Le juge des contentieux de la protection, statuant le 18 mars 2025, examine un recours formé contre une décision de commission de surendettement. Cette dernière avait envisagé un rétablissement personnel sans liquidation judiciaire pour un débiteur, mécanicien automobile, dont l’endettement s’élève à près de dix-huit mille euros. Le juge doit déterminer si la situation de l’intéressé est irrémédiablement compromise au sens légal. Il écarte finalement cette qualification et renvoie le dossier à la commission pour la mise en œuvre d’autres mesures.
La caractérisation d’une situation irrémédiablement compromise
Le juge rappelle les conditions strictes du rétablissement personnel sans liquidation. Ce dispositif subsidiaire nécessite l’impossibilité manifeste de mettre en œuvre toute autre mesure de traitement. « La procédure de rétablissement personnel présente un caractère subsidiaire, par l’impossibilité manifeste de mettre en œuvre aucune autre mesure de traitement du surendettement. » (Motifs) Le juge souligne ainsi le caractère exceptionnel de cette procédure, réservée aux cas les plus désespérés où les solutions conventionnelles ou imposées sont inenvisageables.
L’analyse concrète de la situation du débiteur dément cette impossibilité. Le magistrat relève son insertion professionnelle et ses compétences. « Il n’est aucunement démontré une incompatibilité avec les exigences du marché du travail ainsi qu’une impossibilité à se procurer des revenus supplémentaires. » (Motifs) Cette appréciation in concreto permet de rejeter une vision purement arithmétique de l’endettement.

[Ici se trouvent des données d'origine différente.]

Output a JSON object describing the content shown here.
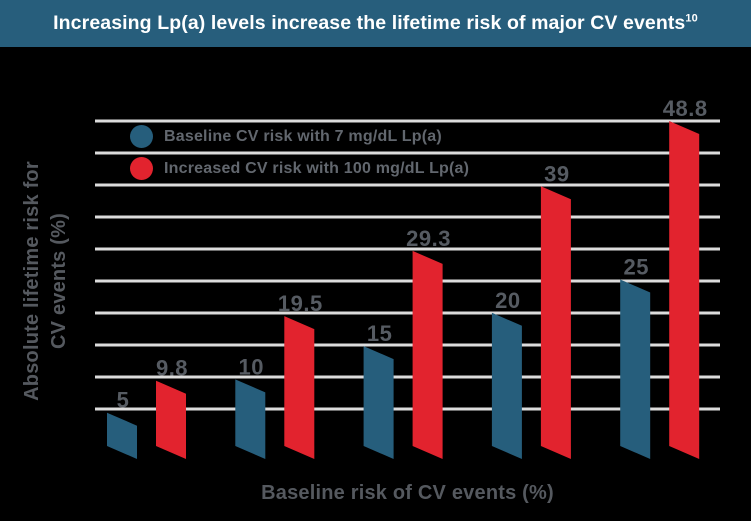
{
  "header": {
    "title_main": "Increasing Lp(a) levels increase the lifetime risk of major CV events",
    "title_superscript": "10"
  },
  "colors": {
    "header_bg": "#275e7c",
    "chart_bg": "#000000",
    "title_text": "#ffffff",
    "gridline": "#dcdcdc",
    "value_label": "#565b62",
    "axis_label": "#55595f",
    "legend_text": "#62676e",
    "baseline_series": "#265e7c",
    "increased_series": "#e2232e"
  },
  "chart_data": {
    "type": "bar",
    "title": "Increasing Lp(a) levels increase the lifetime risk of major CV events",
    "title_reference": "10",
    "xlabel": "Baseline risk of CV events (%)",
    "ylabel": "Absolute lifetime risk for CV events (%)",
    "ylabel_lines": [
      "Absolute lifetime risk for",
      "CV events (%)"
    ],
    "categories": [
      5,
      10,
      15,
      20,
      25
    ],
    "series": [
      {
        "name": "Baseline CV risk with 7 mg/dL Lp(a)",
        "color": "#265e7c",
        "values": [
          5,
          10,
          15,
          20,
          25
        ],
        "labels": [
          "5",
          "10",
          "15",
          "20",
          "25"
        ]
      },
      {
        "name": "Increased CV risk with 100 mg/dL Lp(a)",
        "color": "#e2232e",
        "values": [
          9.8,
          19.5,
          29.3,
          39,
          48.8
        ],
        "labels": [
          "9.8",
          "19.5",
          "29.3",
          "39",
          "48.8"
        ]
      }
    ],
    "ylim": [
      0,
      50
    ],
    "grid": {
      "visible": true,
      "line_count": 10,
      "color": "#dcdcdc"
    },
    "legend_position": "top-left",
    "bar_style": "skewed-parallelogram"
  }
}
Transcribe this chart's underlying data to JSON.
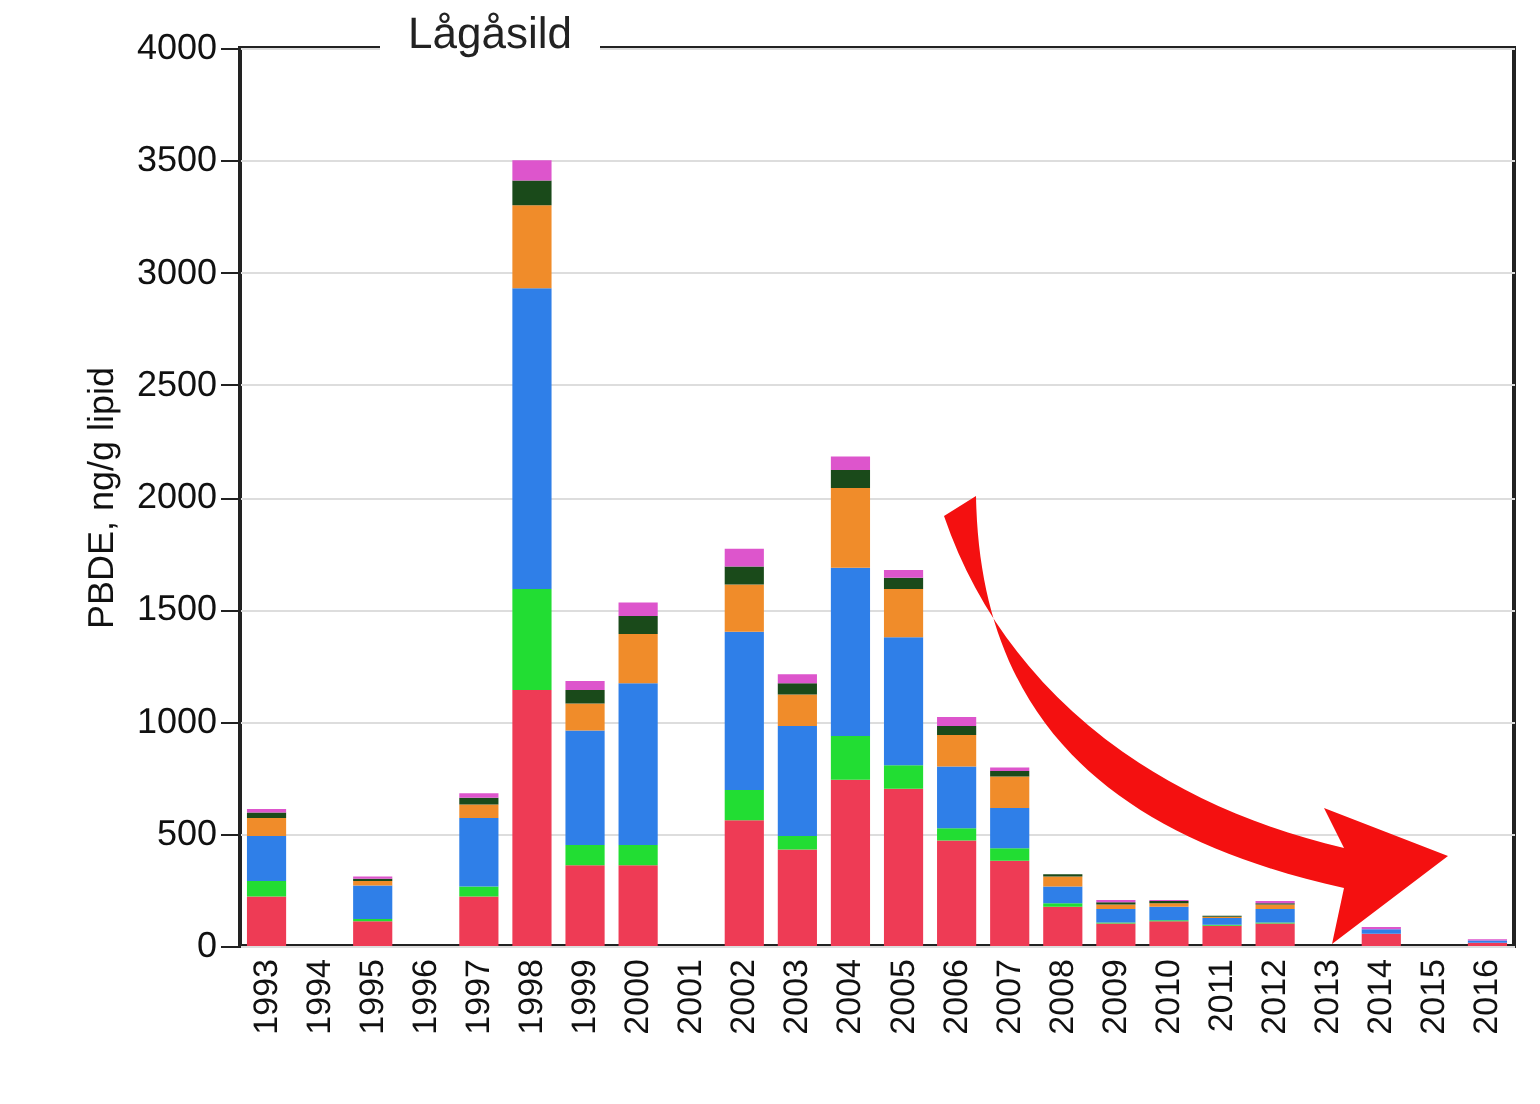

La jurisprudence confirme cette approche en exigeant une démonstration positive de l’impossibilité des mesures de traitement. « La mise en oeuvre des mesures visées au premier alinéa de l’article L 724 du code de la consommation, et plus particulièrement celle de l’article L 733-1 du code de la consommation est possible. » (Tribunal judiciaire de Versailles, le 14 avril 2025, n°24/00108)
La réorientation vers les mesures de traitement du surendettement
Le juge identifie précisément une mesure adaptée à la situation personnelle du débiteur. Il retient notamment l’éligibilité à une suspension temporaire des poursuites. « Monsieur [S] [V] qui n’a encore bénéficié d’aucune mesure en matière de surendettement, est éligible notamment à une suspension d’exigibilité des créances d’une durée maximum de 24 mois en application de l’article L. 733-1 4° du code de la consommation. » (Motifs) Cette suspension permettrait une stabilisation, justifiée par des difficultés personnelles passées évoquées par le débiteur. Le prononcé d’un rétablissement personnel serait donc prématuré.
La décision ordonne en conséquence un renvoi à la commission pour mise en œuvre. « Il convient de dire n’y avoir lieu au prononcé d’une mesure de rétablissement personnel et de renvoyer le dossier à la Commission de surendettement. » (Motifs) Ce renvoi s’accompagne d’une injonction à mettre à jour les éléments du dossier. Il vise à permettre l’application d’un plan conventionnel ou de mesures imposées, offrant une perspective réaliste de redressement. Cette solution préserve l’équilibre entre l’apurement des dettes et la protection du débiteur de bonne foi, en privilégiant une solution restorative plutôt que liquidative.